2025-01-16 06:26:33 - Assis devant l’allée des avocats, au plus près de la barre du tribunal, Nicolas Sarkozy trépigne, grimace, rit en silence… Il y a chez l’ex-chef de l’État une volonté d’exhiber au tribunal correctionnel ses expressions et une grande assurance, alors que le cœur de l’affaire dite de financement libyen de la campagne présidentielle de 2007 est abordé.

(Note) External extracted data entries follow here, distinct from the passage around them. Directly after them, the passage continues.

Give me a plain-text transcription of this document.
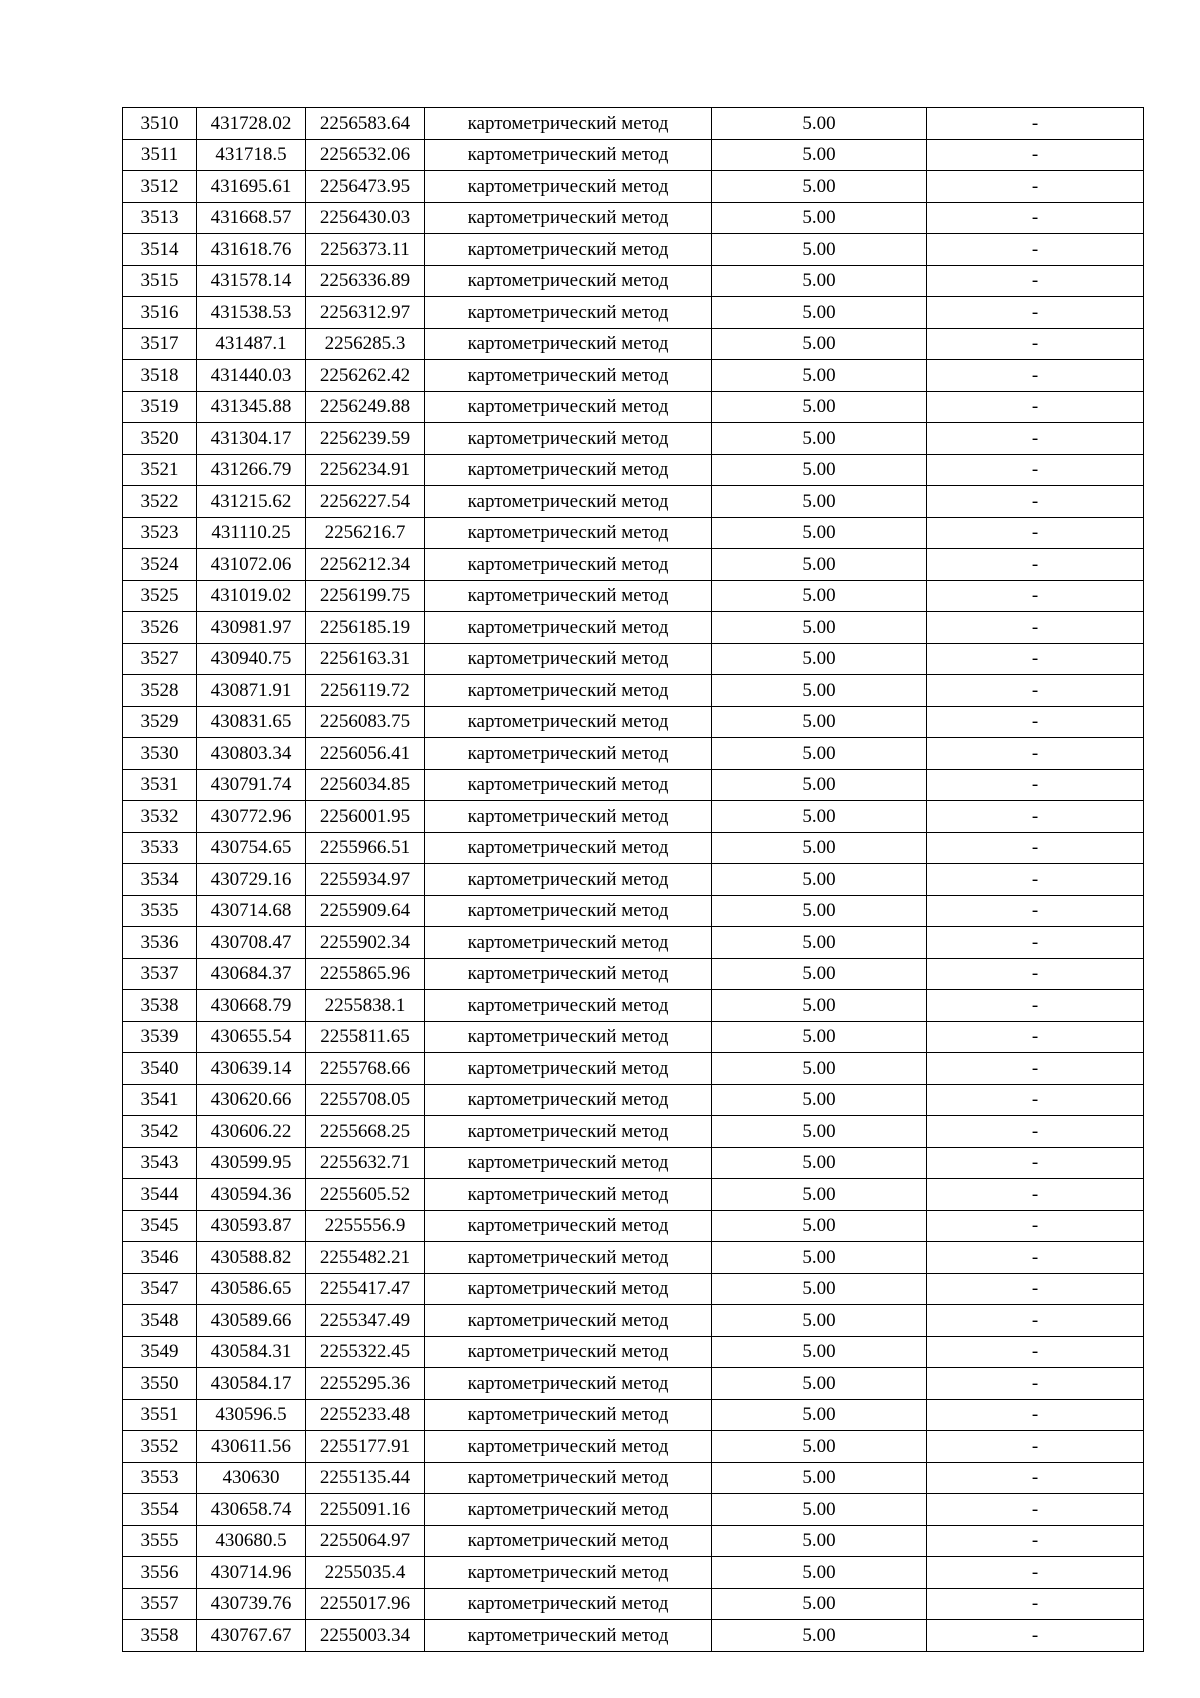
3510	431728.02	2256583.64	картометрический метод	5.00	-
3511	431718.5	2256532.06	картометрический метод	5.00	-
3512	431695.61	2256473.95	картометрический метод	5.00	-
3513	431668.57	2256430.03	картометрический метод	5.00	-
3514	431618.76	2256373.11	картометрический метод	5.00	-
3515	431578.14	2256336.89	картометрический метод	5.00	-
3516	431538.53	2256312.97	картометрический метод	5.00	-
3517	431487.1	2256285.3	картометрический метод	5.00	-
3518	431440.03	2256262.42	картометрический метод	5.00	-
3519	431345.88	2256249.88	картометрический метод	5.00	-
3520	431304.17	2256239.59	картометрический метод	5.00	-
3521	431266.79	2256234.91	картометрический метод	5.00	-
3522	431215.62	2256227.54	картометрический метод	5.00	-
3523	431110.25	2256216.7	картометрический метод	5.00	-
3524	431072.06	2256212.34	картометрический метод	5.00	-
3525	431019.02	2256199.75	картометрический метод	5.00	-
3526	430981.97	2256185.19	картометрический метод	5.00	-
3527	430940.75	2256163.31	картометрический метод	5.00	-
3528	430871.91	2256119.72	картометрический метод	5.00	-
3529	430831.65	2256083.75	картометрический метод	5.00	-
3530	430803.34	2256056.41	картометрический метод	5.00	-
3531	430791.74	2256034.85	картометрический метод	5.00	-
3532	430772.96	2256001.95	картометрический метод	5.00	-
3533	430754.65	2255966.51	картометрический метод	5.00	-
3534	430729.16	2255934.97	картометрический метод	5.00	-
3535	430714.68	2255909.64	картометрический метод	5.00	-
3536	430708.47	2255902.34	картометрический метод	5.00	-
3537	430684.37	2255865.96	картометрический метод	5.00	-
3538	430668.79	2255838.1	картометрический метод	5.00	-
3539	430655.54	2255811.65	картометрический метод	5.00	-
3540	430639.14	2255768.66	картометрический метод	5.00	-
3541	430620.66	2255708.05	картометрический метод	5.00	-
3542	430606.22	2255668.25	картометрический метод	5.00	-
3543	430599.95	2255632.71	картометрический метод	5.00	-
3544	430594.36	2255605.52	картометрический метод	5.00	-
3545	430593.87	2255556.9	картометрический метод	5.00	-
3546	430588.82	2255482.21	картометрический метод	5.00	-
3547	430586.65	2255417.47	картометрический метод	5.00	-
3548	430589.66	2255347.49	картометрический метод	5.00	-
3549	430584.31	2255322.45	картометрический метод	5.00	-
3550	430584.17	2255295.36	картометрический метод	5.00	-
3551	430596.5	2255233.48	картометрический метод	5.00	-
3552	430611.56	2255177.91	картометрический метод	5.00	-
3553	430630	2255135.44	картометрический метод	5.00	-
3554	430658.74	2255091.16	картометрический метод	5.00	-
3555	430680.5	2255064.97	картометрический метод	5.00	-
3556	430714.96	2255035.4	картометрический метод	5.00	-
3557	430739.76	2255017.96	картометрический метод	5.00	-
3558	430767.67	2255003.34	картометрический метод	5.00	-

Depuis lundi, le tribunal tente de savoir ce qui a pu se nouer, entre octobre et décembre 2005, à Tripoli. À trois reprises, Claude Guéant, directeur de cabinet à Beauvau, puis Nicolas Sarkozy, ministre de l’Intérieur, puis Brice Hortefeux, ministre délégué aux collectivités territoriales, y ont été reçus. Plusieurs éléments, outre des témoignages accablants côté libyen, ont poussé les juges d’instruction à estimer qu’un « pacte de corruption » aurait été pris à ce moment-là.
Le statut d’Abdallah Senoussi en question
« À aucun moment je n’ai eu à connaître cet aspect des choses », a répondu Jean-Luc Sibiude, ambassadeur de France en Libye entre 2004 et 2007. Interrogé comme témoin, mercredi, le diplomate a toutefois ajouté, dans un sursaut : « Je savais une seule chose, c’est le possible changement de statut d’Abdallah Senoussi. Même si ce n’était pas officiel, je savais que la France y réfléchissait. »
Une déclaration qui pourrait déclencher un scandale politique en soi. Car Abdallah Senoussi, alors patron des services secrets et beau-frère de Mouammar Kadhafi, a été condamné à perpétuité par la justice française pour avoir commandité l’attentat contre l’avion DC-10 d’UTA qui a fait 170 morts en 1989. Est-ce pour parler du mandat d’arrêt international émis contre l’intéressé que Claude Guéant et Brice Hortefeux l’ont rencontré sans leurs délégations ?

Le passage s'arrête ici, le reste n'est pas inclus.